Après le retour des restes de Bokar Biro, que comptent faire les autorités guinéennes ?

Restitution et mémoire — Le retour en Guinée des restes de l’Almamy Bokar Biro et de ses compagnons ne devrait pas se limiter à une simple opération de rapatriement. Les autorités guinéennes envisagent d’en faire un moment majeur de mémoire nationale, avec des funérailles solennelles, des hommages officiels et un travail de documentation destiné à transmettre leur histoire aux générations futures.

Identifiés au sein des collections du Muséum national d’Histoire naturelle, à Paris, les restes de quatre figures historiques liées à l’Almamy Bokar Biro ont été retrouvés : ceux de Bokar Biro Barry, de son fils Mody Sory, de son frère Tierno-Siré et de l’un de ses chefs de guerre, Satigué Modou.
Mais une question se pose désormais : que compte faire la Guinée une fois ces restes rapatriés ?
Des funérailles solennelles envisagées
Selon le ministère de la Culture, du Tourisme et de l’Artisanat, les restes de l’Almamy Bokar Biro et de ses compagnons ne sont pas destinés à être exposés dans un musée.

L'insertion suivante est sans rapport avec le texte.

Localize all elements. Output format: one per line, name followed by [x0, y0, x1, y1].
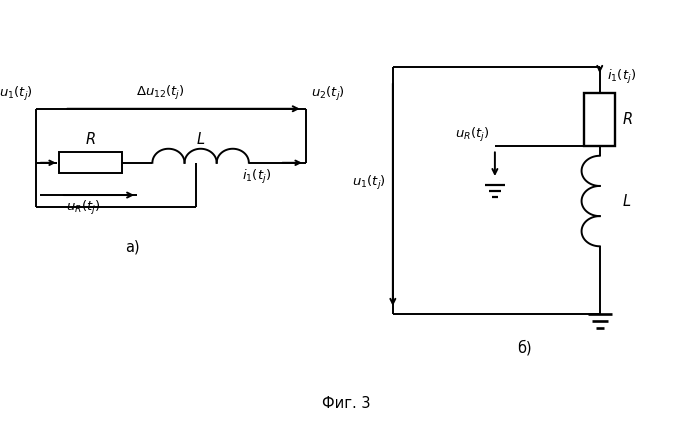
Text: $L$: $L$	[196, 131, 206, 147]
Text: $u_R(t_j)$: $u_R(t_j)$	[66, 199, 100, 216]
Text: а): а)	[126, 240, 140, 254]
Text: $u_2(t_j)$: $u_2(t_j)$	[311, 85, 345, 103]
Text: $u_1(t_j)$: $u_1(t_j)$	[352, 174, 386, 192]
Text: $i_1(t_j)$: $i_1(t_j)$	[242, 168, 271, 186]
Text: б): б)	[517, 339, 531, 355]
Text: Фиг. 3: Фиг. 3	[322, 396, 370, 411]
Text: $u_R(t_j)$: $u_R(t_j)$	[455, 126, 489, 144]
Text: $i_1(t_j)$: $i_1(t_j)$	[607, 68, 636, 86]
FancyBboxPatch shape	[584, 93, 615, 146]
Text: $R$: $R$	[85, 131, 96, 147]
Text: $u_1(t_j)$: $u_1(t_j)$	[0, 85, 33, 103]
Text: $\mathit{\Delta}u_{12}(t_j)$: $\mathit{\Delta}u_{12}(t_j)$	[136, 84, 185, 102]
Text: $R$: $R$	[622, 111, 633, 127]
Text: $L$: $L$	[622, 193, 631, 209]
FancyBboxPatch shape	[59, 152, 122, 173]
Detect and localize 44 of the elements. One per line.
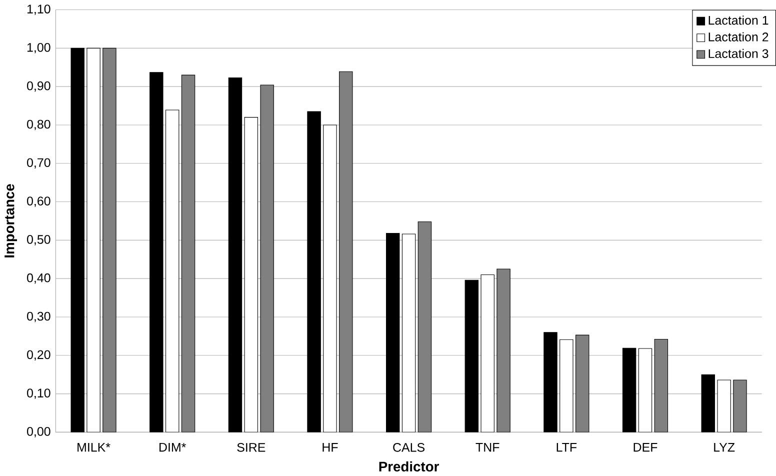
y-tick-label: 0,30: [27, 312, 50, 322]
x-tick-label: CALS: [393, 442, 425, 452]
y-tick-label: 1,10: [27, 4, 50, 15]
y-tick-label: 0,60: [27, 196, 50, 207]
y-tick-label: 0,20: [27, 350, 50, 360]
bar: [86, 48, 100, 432]
x-tick-label: LYZ: [714, 442, 735, 452]
bar: [733, 380, 747, 432]
legend-label: Lactation 3: [708, 48, 768, 58]
x-tick-label: DIM*: [160, 442, 186, 452]
y-tick-label: 0,40: [27, 273, 50, 284]
y-tick-label: 0,70: [27, 158, 50, 168]
bar: [323, 124, 337, 432]
y-tick-label: 0,80: [27, 120, 50, 130]
x-tick-label: LTF: [556, 442, 577, 452]
bar: [181, 74, 196, 432]
y-axis-title: Importance: [4, 184, 18, 258]
y-tick-label: 0,50: [27, 234, 50, 246]
x-axis-title: Predictor: [379, 461, 439, 472]
bar: [717, 380, 731, 432]
x-tick-label: MILK*: [78, 442, 110, 452]
y-tick-label: 1,00: [27, 42, 50, 54]
bar: [402, 234, 416, 432]
bar: [165, 110, 180, 432]
legend-label: Lactation 2: [708, 32, 768, 42]
y-tick-label: 0,10: [27, 388, 50, 399]
bar: [654, 338, 668, 432]
x-tick-label: TNF: [476, 442, 500, 452]
y-tick-label: 0,90: [27, 81, 50, 92]
bar: [102, 48, 116, 432]
bar: [638, 348, 652, 432]
bar: [244, 116, 258, 432]
bar: [480, 274, 494, 432]
x-tick-label: DEF: [634, 442, 658, 452]
bar: [560, 339, 574, 432]
legend-label: Lactation 1: [708, 16, 768, 25]
bar: [575, 334, 590, 432]
x-tick-label: HF: [322, 442, 338, 452]
bar: [260, 84, 274, 432]
bar: [339, 71, 353, 432]
y-tick-label: 0,00: [27, 426, 50, 438]
bar: [496, 268, 510, 432]
x-tick-label: SIRE: [237, 442, 266, 452]
bar: [418, 221, 432, 432]
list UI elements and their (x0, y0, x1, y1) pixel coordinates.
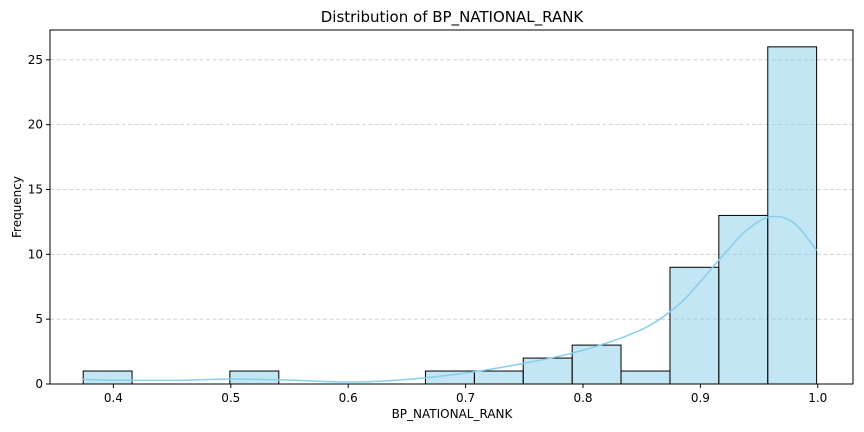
x-axis-ticks: 0.4 0.5 0.6 0.7 0.8 0.9 1.0 (104, 384, 827, 405)
y-tick-label: 25 (28, 53, 43, 67)
kde-curve (82, 215, 818, 383)
x-tick-label: 0.7 (456, 391, 475, 405)
histogram-bar (229, 370, 280, 385)
y-axis-label: Frequency (10, 176, 24, 238)
plot-frame (49, 29, 854, 385)
y-gridlines (50, 59, 853, 320)
x-tick-label: 0.4 (104, 391, 123, 405)
x-tick-label: 0.9 (691, 391, 710, 405)
histogram-bar (718, 214, 769, 385)
y-tick-label: 15 (28, 182, 43, 196)
y-tick-label: 0 (35, 377, 43, 391)
x-tick-label: 0.5 (221, 391, 240, 405)
x-tick-label: 0.6 (339, 391, 358, 405)
histogram-bar (620, 370, 671, 385)
histogram-bar (473, 370, 524, 385)
chart-title: Distribution of BP_NATIONAL_RANK (321, 8, 585, 27)
histogram-bar (82, 370, 133, 385)
histogram-bar (767, 46, 818, 385)
x-tick-label: 0.8 (573, 391, 592, 405)
x-tick-label: 1.0 (808, 391, 827, 405)
y-tick-label: 20 (28, 118, 43, 132)
histogram-bars (82, 46, 818, 385)
histogram-bar (669, 266, 720, 385)
x-axis-label: BP_NATIONAL_RANK (392, 407, 514, 421)
y-axis-ticks: 0 5 10 15 20 25 (28, 53, 50, 391)
y-tick-label: 5 (35, 312, 43, 326)
y-tick-label: 10 (28, 247, 43, 261)
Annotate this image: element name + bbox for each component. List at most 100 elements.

Le gouvernement prévoit plutôt un retour dans la dignité, conformément aux traditions et coutumes guinéennes. De grandes funérailles devraient être organisées, accompagnées d’oraisons funèbres et d’hommages à ces figures de la résistance à la pénétration coloniale.
Après ces cérémonies, les restes devraient être inhumés.
Pour les autorités, l’objectif est de permettre à ces figures historiques de retrouver leur terre et de recevoir les honneurs qui leur sont dus, près de 130 ans après leur mort.
Faire du retour de Bokar Biro un acte de mémoire nationale
Au-delà de la cérémonie, le ministère entend inscrire cette restitution dans une démarche plus large de préservation de la mémoire historique guinéenne.
Le retour des restes de Bokar Biro devrait ainsi s’accompagner d’un important travail scientifique : recherche documentaire, collecte de témoignages, identification des archives et numérisation des éléments liés à l’histoire du Fouta-Djalon et à la résistance à la colonisation.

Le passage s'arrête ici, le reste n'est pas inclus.